We can use the test function **expect_equal()** to test that our new function **group_then_sumz()** creates an output that is equivalent to running the **group_by()** %>% **summarize()** workflow manually.

```{r}
test3_manual <- vancouver_trees %>%
  drop_na(neighbourhood_name) %>%
  group_by(neighbourhood_name) %>%
  drop_na(species_name) %>%
  summarize(n_distinct = n_distinct(species_name)) %>%
  arrange(desc(n_distinct))

test3_function <- group_then_sumz(vancouver_trees, neighbourhood_name, species_name)
```

To test this, I will first store the manual workflow in a new object called "test3_manual". I'll continue using the "vancouver_trees" dataset as an example and I'll group by neighbourhood and summarize number of distinct species. Then, I'll store the function that is intended to do the same thing in the new object "test3_function". I'll use vancouver_trees, neighbourhood_name, and species_name as the arguments as they correspond to the dataset we're using and the variables we're trying to group by and then summarize.

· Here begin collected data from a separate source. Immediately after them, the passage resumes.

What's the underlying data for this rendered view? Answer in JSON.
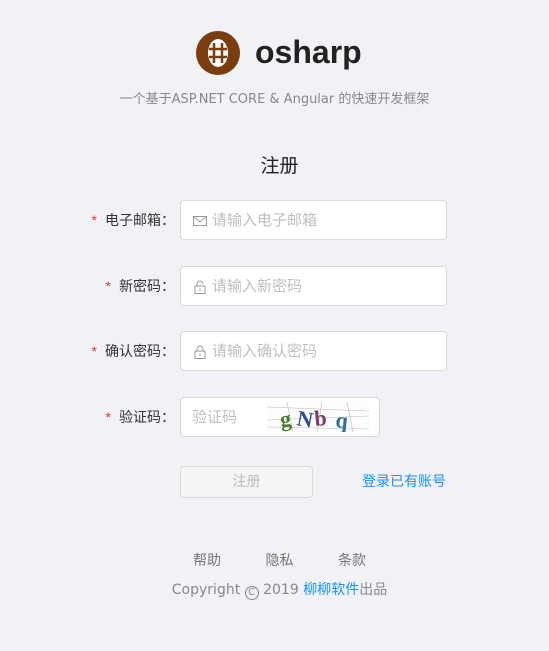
{
  "brand": {
    "name": "osharp",
    "tagline": "一个基于ASP.NET CORE & Angular 的快速开发框架"
  },
  "form": {
    "title": "注册",
    "fields": [
      {
        "label": "电子邮箱：",
        "placeholder": "请输入电子邮箱",
        "icon": "mail-icon"
      },
      {
        "label": "新密码：",
        "placeholder": "请输入新密码",
        "icon": "lock-icon"
      },
      {
        "label": "确认密码：",
        "placeholder": "请输入确认密码",
        "icon": "lock-icon"
      },
      {
        "label": "验证码：",
        "placeholder": "验证码",
        "captcha_text": "gNbq"
      }
    ],
    "required_mark": "*",
    "submit_label": "注册",
    "login_link": "登录已有账号"
  },
  "footer": {
    "links": [
      "帮助",
      "隐私",
      "条款"
    ],
    "copyright_prefix": "Copyright",
    "copyright_symbol": "C",
    "year": "2019",
    "company": "柳柳软件",
    "suffix": "出品"
  },
  "colors": {
    "background": "#f0f2f5",
    "link": "#1890ff",
    "required": "#d9363e",
    "logo": "#7a3d10"
  }
}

Now, we can put "test3_function" (the new object) and "test3_manual" (the expected object) as arguments into the **expect_equal()** function within **test_that()**. **Expect_equal()** compares a computation to a reference value. We are expecting "test3_function" to match the reference, "test3_manual".

```{r}
test_that("running the function is equivalent to the manual workflow", {
expect_equal(test3_function, test3_manual)
})
```

The test is passed, indicating that using the function produces the same result as the manual workflow.